Don’t wait, vaccinate!
Immunizations, like the ones listed below, help lower your chance of getting certain diseases and spreading them to others. Infants, older adults and people with weakened immune systems (like those undergoing cancer treatment) are especially vulnerable to infectious diseases.
- Influenza – lowers your risk of flu-related heart attacks or other complications from existing health conditions, like diabetes and chronic lung disease.
- HPV (Human Papillomavirus) – lowers your risk of cervical cancer. At Marshall Health, we recommend the HPV vaccine for females ages 9 to 26 and males ages 11 to 26.
- Meningitis (meningococcal) – can be fatal or cause great harm without prompt treatment; as many as one out of five people who contract the infection have serious complications. This vaccine is recommended for all preteens and teens.
- Pneumococcal – anyone can get pneumococcal pneumonia, but some people are at greater risk than others. This vaccine is recommended for patients 65 and older.
- Shingles – a painful rash that usually develops on one side of the body, often the face or torso. The rash forms blisters that typically scab over in 7-10 days and clears up within 2-4 weeks. For some people, the pain can last for months or even years after the rash goes away.
- Tdap (tetanus, diphtheria & pertussis) – also known as the “whooping cough” booster, newborns are too young to be vaccinated against whooping cough, but it can be very dangerous, or even deadly, for them.

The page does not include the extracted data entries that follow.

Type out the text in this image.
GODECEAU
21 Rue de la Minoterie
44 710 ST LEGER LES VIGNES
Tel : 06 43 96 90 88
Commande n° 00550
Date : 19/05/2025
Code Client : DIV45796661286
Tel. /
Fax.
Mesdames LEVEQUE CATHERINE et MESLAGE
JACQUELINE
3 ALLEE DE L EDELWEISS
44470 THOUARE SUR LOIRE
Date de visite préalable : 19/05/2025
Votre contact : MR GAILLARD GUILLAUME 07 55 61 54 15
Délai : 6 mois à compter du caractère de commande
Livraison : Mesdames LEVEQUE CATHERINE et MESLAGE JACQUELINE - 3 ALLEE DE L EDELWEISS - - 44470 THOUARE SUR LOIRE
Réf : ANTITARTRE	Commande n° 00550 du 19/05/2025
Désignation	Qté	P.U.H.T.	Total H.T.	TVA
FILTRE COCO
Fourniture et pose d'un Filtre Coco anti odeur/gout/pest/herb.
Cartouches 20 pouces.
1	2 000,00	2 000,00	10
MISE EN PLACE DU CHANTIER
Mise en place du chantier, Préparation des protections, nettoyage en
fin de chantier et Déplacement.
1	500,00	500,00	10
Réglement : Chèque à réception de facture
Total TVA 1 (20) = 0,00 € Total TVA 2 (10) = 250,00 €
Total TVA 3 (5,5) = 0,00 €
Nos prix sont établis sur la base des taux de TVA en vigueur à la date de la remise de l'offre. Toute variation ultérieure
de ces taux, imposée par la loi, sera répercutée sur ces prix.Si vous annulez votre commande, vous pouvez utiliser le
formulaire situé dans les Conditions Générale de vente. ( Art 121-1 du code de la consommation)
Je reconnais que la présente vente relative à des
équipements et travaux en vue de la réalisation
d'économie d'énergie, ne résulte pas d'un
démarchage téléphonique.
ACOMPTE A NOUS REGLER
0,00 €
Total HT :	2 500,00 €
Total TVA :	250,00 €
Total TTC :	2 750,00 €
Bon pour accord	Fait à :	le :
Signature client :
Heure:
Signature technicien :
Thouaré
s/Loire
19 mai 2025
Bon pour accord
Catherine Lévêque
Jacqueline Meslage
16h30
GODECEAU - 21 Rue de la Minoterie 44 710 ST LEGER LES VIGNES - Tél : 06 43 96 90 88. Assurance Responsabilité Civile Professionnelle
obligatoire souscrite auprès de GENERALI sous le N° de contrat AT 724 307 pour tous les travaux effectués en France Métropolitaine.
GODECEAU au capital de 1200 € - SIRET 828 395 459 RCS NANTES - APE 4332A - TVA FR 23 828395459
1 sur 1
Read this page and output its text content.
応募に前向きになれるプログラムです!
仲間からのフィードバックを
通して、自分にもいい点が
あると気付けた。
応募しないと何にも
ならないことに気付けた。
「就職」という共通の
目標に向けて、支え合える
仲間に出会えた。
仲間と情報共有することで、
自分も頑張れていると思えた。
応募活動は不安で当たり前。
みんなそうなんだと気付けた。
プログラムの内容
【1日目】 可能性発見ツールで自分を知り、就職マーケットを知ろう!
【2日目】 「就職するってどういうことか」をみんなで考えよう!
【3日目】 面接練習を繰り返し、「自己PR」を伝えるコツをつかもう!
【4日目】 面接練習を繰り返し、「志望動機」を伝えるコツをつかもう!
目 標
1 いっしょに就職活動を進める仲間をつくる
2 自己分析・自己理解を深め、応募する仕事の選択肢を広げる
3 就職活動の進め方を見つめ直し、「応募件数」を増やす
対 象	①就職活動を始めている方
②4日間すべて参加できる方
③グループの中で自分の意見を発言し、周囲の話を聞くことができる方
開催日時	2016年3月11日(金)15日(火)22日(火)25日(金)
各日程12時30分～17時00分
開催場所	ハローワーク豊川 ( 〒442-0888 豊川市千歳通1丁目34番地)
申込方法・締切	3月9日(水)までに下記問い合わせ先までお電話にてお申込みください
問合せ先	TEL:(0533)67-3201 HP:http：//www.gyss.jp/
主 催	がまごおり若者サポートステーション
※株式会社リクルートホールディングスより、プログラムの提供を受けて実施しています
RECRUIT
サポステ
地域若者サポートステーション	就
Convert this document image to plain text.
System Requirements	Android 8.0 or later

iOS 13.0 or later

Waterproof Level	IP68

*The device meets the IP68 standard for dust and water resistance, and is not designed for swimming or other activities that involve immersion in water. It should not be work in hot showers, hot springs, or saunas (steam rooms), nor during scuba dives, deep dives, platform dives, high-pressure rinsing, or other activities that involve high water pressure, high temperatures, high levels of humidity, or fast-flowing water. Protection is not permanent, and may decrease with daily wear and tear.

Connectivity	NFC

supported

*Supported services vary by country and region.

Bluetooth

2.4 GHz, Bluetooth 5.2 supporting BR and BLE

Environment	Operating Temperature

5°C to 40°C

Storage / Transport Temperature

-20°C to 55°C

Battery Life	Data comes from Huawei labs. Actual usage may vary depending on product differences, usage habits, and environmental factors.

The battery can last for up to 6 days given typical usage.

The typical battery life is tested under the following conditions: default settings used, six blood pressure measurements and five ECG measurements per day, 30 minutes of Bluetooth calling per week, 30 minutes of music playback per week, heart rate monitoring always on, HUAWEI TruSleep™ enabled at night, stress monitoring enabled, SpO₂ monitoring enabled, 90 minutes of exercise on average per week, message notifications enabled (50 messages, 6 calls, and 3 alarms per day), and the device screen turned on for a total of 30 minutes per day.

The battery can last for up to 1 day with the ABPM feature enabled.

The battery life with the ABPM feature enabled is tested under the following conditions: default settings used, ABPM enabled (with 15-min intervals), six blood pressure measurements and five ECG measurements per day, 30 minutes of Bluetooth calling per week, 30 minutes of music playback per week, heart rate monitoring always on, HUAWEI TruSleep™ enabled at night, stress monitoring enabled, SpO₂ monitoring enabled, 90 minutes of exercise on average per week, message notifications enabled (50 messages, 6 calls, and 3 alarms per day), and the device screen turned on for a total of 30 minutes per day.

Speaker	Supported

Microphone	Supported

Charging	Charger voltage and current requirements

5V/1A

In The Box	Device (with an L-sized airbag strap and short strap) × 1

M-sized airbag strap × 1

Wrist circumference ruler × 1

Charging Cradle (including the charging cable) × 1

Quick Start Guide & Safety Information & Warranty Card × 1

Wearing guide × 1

Women should get a Tdap vaccine during every pregnancy to pass on protection from whooping cough. Anyone in contact with young babies should also make sure they are up-to-date on their Tdap vaccination.
- Tetanus – tetanus is different from other vaccine-preventable diseases because it does not spread from person to person. The bacteria are usually found in soil, dust and manure and enter the body through breaks in the skin, such as cuts or puncture wounds caused by contaminated objects.
Your doctor can advise you of other immunizations you may need, such as Hepatitis B, if you did not have them when you were younger.